On the home front, the U.S. government is making direct investments to shore up domestic production. The Department of Defense recently made a $400 million equity investment in MP Materials, America’s sole large-scale rare earth miner, establishing a price floor for neodymium-praseodymium magnets and guaranteeing offtake for defense supply chains. The DoD is now the company’s largest shareholder, underscoring the national security imperative behind these moves.

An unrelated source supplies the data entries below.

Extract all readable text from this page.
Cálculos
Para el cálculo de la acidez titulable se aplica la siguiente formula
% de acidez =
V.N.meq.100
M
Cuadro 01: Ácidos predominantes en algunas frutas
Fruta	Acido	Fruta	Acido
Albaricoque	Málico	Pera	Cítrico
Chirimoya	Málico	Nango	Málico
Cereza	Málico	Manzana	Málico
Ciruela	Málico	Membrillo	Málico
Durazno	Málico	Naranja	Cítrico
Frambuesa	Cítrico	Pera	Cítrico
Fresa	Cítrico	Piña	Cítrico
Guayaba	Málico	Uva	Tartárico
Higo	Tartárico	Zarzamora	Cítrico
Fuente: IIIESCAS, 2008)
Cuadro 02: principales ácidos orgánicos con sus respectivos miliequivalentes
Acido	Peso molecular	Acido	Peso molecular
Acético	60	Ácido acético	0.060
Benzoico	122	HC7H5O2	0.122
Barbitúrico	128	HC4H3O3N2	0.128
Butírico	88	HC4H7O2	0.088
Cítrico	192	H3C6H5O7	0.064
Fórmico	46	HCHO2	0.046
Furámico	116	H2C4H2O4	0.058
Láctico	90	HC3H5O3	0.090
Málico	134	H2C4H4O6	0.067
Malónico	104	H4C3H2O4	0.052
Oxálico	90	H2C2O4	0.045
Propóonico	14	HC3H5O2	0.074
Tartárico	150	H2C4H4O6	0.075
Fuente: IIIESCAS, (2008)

Some skeptics point to the daunting challenges ahead—processing capacity takes time to build, environmental approvals can be slow, and China’s entrenched dominance won’t be easy to dislodge. But history offers a lesson in resilience. In the 1980s, the U.S. semiconductor industry faced a similar crisis when Japan’s government-backed chipmakers threatened to overrun the market. Through a mix of tariffs and strategic agreements, the U.S. managed to regain its competitive edge. As President Trump recently declared, this is the "gold rush of the 21st century." But unlike the gold of old, the new prize is magnetic—and the stakes are higher than ever.
As the world’s economic and technological future increasingly hinges on the secure supply of rare earth elements, the U.S. and its allies are racing to ensure they’re not left vulnerable to geopolitical shocks. The coming months will reveal whether these bold new strategies can truly reshape the rare earth landscape—or if China’s grip will prove too strong to break.